A year ago this weekend, Tehran erupted in protest at the disputed results of Iran’s tenth presidential election.  In the severe government crackdown that followed, documented on cameras and uploaded by citizens to YouTube, no moment has been seen more than the death of Neda Agha Soltan, a young musician whose brutal killing by a sniper became the rallying cry for Iran’s opposition Green Movement.  The anonymous videos of her death even won a prestigious George Polk award for journalism last year.

Today on the YouTube homepage, they’re featuring a documentary from director Antony Thomas and HBO, entitled “This is for Neda.”  The film highlights how citizen reporting has become so important to human rights that even world leaders are paying attention to it.  For example, as you’ll see in “This Is For Neda,” President Obama talks about watching the video of Neda’s death, calling it “heartbreaking” and “unjust.”

How has video become such an important part of human rights advocacy worldwide?  At its heart, human rights video is about making something visible that was not visible before.  Seeing human rights abuses with our own eyes is very different than reading about the same abuses in a story or a blog post or a Tweet.  In the past, we mainly saw these kinds of images in the nightly news or in documentaries — and even then only occasionally. But now that camera usage and access to the Internet is much more widespread (including in many developing countries), we encounter human rights images much more directly.  For example, Burma, Tibet and Iran are places where it’s difficult for local or international media to report, so when mass protests were met with violent force, it fell on ordinary people to try to get images out.

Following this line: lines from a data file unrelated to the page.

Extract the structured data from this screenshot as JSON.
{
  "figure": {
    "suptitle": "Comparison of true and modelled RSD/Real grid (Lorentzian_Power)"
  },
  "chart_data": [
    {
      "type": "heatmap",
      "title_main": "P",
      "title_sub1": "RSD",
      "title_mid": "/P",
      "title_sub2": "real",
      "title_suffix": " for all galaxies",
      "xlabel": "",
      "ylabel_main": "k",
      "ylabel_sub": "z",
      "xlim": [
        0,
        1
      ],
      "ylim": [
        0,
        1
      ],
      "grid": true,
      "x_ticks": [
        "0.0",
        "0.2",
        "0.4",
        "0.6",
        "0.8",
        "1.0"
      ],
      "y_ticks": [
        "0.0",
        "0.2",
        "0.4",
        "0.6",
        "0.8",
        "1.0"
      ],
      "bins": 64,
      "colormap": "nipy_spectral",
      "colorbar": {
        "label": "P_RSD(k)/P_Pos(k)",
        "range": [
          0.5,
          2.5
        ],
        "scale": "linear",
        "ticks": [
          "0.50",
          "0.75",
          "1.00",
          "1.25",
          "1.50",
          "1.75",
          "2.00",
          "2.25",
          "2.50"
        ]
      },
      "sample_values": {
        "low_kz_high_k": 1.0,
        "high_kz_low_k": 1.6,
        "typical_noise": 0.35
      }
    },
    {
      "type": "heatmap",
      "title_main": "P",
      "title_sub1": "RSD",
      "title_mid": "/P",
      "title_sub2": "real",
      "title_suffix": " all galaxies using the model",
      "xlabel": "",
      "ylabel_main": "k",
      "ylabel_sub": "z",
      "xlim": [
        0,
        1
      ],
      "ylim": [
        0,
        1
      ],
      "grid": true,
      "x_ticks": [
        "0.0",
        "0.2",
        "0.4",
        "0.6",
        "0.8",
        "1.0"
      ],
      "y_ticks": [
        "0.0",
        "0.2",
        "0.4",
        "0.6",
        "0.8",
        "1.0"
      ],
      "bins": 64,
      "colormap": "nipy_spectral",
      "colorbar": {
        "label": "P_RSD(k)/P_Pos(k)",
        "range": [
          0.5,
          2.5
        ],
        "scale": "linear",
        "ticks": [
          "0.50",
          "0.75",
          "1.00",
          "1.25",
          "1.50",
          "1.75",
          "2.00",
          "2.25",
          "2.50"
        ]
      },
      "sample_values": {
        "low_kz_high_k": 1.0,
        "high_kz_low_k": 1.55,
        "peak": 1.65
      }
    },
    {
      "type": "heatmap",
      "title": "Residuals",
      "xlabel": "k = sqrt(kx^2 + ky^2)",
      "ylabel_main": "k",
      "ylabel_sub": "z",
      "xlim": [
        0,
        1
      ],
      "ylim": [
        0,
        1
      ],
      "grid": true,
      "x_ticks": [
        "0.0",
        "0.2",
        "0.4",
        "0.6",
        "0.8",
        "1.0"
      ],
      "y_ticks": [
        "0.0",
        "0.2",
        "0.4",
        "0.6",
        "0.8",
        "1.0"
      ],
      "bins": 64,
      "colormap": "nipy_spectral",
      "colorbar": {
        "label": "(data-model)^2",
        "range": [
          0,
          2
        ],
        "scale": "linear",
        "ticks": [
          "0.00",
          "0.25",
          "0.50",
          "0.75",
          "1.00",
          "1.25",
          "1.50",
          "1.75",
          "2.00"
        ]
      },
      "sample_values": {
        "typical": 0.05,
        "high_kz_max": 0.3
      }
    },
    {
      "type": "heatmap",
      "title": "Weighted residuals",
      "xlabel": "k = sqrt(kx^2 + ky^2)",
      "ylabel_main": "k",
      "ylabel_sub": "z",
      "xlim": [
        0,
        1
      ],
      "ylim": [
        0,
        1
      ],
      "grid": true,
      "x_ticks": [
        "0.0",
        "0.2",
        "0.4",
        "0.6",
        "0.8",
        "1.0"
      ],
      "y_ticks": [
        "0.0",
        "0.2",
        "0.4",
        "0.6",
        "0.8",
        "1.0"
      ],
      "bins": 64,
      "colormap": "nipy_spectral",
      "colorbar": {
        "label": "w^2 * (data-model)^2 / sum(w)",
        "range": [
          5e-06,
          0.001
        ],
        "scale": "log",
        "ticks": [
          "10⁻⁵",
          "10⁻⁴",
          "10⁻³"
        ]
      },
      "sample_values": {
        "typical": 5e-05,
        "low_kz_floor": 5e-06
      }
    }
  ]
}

Human rights video is about more than capturing images of abuse as they happen, however.  Direct testimony from victims or local activists can provide powerful and compelling evidence of human rights violations.  Testimonies like that of “Mary,” a Zimbabwean political activist who was abducted, raped and beaten in a secret torture center after the disputed 2008 presidential elections in Zimbabwe, have unique power to help us see what those who have suffered human rights abuses see, to feel what they feel, and to hear what they want to happen.

Videos alone aren’t usually enough; in order to make an impact, activists organize around the content.  Sometimes organization is required simply to ensure the content finds an audience: in Iran, it was a networked web of activists who organized proxy servers and emailed footage to a diaspora outside of the country to ensure the videos got around the government’s block of YouTube.  Other times, coordinated campaigns ensure that citizens are called to action in courts, public squares or parliaments, as has happened in Brazil, Kenya, India or in the International Criminal Court.  This isn’t a phenomenon confined to developing countries or repressive regimes; it’s also happening in the U.S. Testimony as part of a campaign against elder abuse across the U.S. has helped expose stories that would otherwise go untold, and to pass legislation that improves the lives of millions of citizens.  In our next post, we’ll talk more specifically about what you can do to make sure videos you’ve uploaded or care about can have maximum impact for human rights.

As online spaces become more and more important for sharing and accessing information, especially video, we believe that access to the Internet itself is becoming a key factor in human rights in the 21st century.  To make that a reality, governments, businesses, activists and citizens need to take a collective stand to ensure that video can shine a light into the darkest corners of human society, providing paths to justice to those who need it most.  Both at WITNESS and at YouTube we’re committed to helping build a global movement for human rights video that does just that.

One thought on “New Collaboration with YouTube on The Power of Human Rights Video

  1. I pay very close attention to human rights language in general media. Listening to a turkish official recently and he mentioned human rights as part of the value system of Turkey. Very interesting. I feel media is having a profound impact on human rights conciousness. The words we use are certainly just as important as what we see.